Postpubertal onset of altered D1R expression in striatal regions following prenatal immune challenge. Pregnant mice were exposed to the viral mimic Poly-I:C or vehicle treatment, and the effects on striatal D1R expression were studied in the resulting offspring at the fetal (GD19), peripubertal (PND35), and adult (PND70) stages of development using optical densitometry of immunohistochemically stained coronal brain sections. A, Offspring born to Poly-I:C-treated mothers displayed a significant increase in D1R immunoreactivity in the CPu specifically at adult age in comparison with adult offspring born to vehicle-treated control mothers. *p < 0.05, based on Fisher's LSD post hoc group comparison of PND70 specimen following the presence of a significant two-way interaction in the initial 2 × 3 (prenatal treatment × age) ANOVA (F_(2,63) = 3.94, p < 0.05).
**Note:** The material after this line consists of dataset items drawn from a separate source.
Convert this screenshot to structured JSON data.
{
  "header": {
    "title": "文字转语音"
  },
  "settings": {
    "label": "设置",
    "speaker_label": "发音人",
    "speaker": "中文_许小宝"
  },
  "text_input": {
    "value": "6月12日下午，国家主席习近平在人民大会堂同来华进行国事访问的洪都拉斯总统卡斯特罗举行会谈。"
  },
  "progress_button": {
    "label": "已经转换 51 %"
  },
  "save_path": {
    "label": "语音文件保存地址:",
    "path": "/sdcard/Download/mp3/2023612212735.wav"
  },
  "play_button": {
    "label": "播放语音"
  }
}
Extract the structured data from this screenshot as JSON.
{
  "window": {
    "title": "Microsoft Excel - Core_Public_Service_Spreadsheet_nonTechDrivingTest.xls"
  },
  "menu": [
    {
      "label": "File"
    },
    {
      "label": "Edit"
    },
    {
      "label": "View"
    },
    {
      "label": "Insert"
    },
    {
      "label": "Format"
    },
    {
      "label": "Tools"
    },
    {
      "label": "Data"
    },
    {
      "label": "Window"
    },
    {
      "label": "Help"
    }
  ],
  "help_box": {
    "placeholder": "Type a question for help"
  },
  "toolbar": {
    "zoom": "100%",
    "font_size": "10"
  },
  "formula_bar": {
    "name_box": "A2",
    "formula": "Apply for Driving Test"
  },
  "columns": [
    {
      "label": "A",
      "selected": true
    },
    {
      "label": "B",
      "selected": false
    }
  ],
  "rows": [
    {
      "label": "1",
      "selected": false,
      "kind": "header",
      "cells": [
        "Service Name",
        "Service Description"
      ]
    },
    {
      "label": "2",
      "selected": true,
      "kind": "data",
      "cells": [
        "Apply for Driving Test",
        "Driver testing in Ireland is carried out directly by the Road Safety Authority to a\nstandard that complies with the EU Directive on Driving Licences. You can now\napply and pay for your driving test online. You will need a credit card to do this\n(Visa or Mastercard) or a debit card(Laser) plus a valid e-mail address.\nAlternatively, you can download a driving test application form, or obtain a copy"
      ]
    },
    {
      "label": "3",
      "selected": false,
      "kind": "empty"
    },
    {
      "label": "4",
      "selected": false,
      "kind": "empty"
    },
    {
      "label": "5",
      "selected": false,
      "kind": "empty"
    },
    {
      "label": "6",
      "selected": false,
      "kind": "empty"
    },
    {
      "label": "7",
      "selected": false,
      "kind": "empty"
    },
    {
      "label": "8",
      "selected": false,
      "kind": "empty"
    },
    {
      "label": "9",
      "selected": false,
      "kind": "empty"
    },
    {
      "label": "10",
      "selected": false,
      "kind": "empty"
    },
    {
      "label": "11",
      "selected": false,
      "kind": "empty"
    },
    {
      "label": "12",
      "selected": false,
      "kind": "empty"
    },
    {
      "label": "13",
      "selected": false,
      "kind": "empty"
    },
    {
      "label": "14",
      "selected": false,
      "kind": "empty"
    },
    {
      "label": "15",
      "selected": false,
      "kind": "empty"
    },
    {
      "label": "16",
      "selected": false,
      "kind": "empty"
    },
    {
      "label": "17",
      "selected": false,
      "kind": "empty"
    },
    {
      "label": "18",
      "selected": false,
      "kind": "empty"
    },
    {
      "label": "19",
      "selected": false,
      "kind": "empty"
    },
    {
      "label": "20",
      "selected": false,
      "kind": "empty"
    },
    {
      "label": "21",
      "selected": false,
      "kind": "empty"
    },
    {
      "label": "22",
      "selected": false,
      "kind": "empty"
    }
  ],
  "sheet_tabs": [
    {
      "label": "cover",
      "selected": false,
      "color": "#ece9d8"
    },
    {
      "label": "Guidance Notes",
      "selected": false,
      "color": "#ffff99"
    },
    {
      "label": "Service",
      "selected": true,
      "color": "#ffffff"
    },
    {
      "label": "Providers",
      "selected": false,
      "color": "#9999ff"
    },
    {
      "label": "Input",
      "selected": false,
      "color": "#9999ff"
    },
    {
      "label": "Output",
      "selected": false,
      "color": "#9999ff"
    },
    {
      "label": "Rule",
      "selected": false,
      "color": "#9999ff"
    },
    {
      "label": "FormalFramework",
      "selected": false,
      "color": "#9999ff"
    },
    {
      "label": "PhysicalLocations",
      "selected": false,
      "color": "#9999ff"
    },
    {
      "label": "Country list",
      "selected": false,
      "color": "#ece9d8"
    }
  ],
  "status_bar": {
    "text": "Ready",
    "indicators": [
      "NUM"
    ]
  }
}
B, Prenatal Poly-I:C exposure also significantly increased D1R immunoreactivity in the NAc shell but not in the core subregion in the adult offspring relative to adult control offspring. *p < 0.05, based on Fisher's post hoc group comparison of PND70 specimen following the presence of a significant two-way interaction in the initial 2 × 2 (prenatal treatment × postnatal age) ANOVA (F_(1,42) = 3.31, p < 0.05). C, Representative images of coronal brain sections of adult (PND70) offspring born to vehicle- or Poly-I:C-treated mothers stained for D1R by immunohistochemistry. 1, CPu; 2A, NAc core; 2B, NAc shell. Scale bar, 500 μm. All values in A and B are means ± SEM. The numbers of offspring included in the analyses were N(GD19-vehicle) = 12, N(GD19-Poly-I:C) = 11, N(PND35-vehicle) = 12, N(PND35-Poly-I:C) = 11, N(PND70-vehicle) = 11, N(PND70-Poly-I:C) = 12.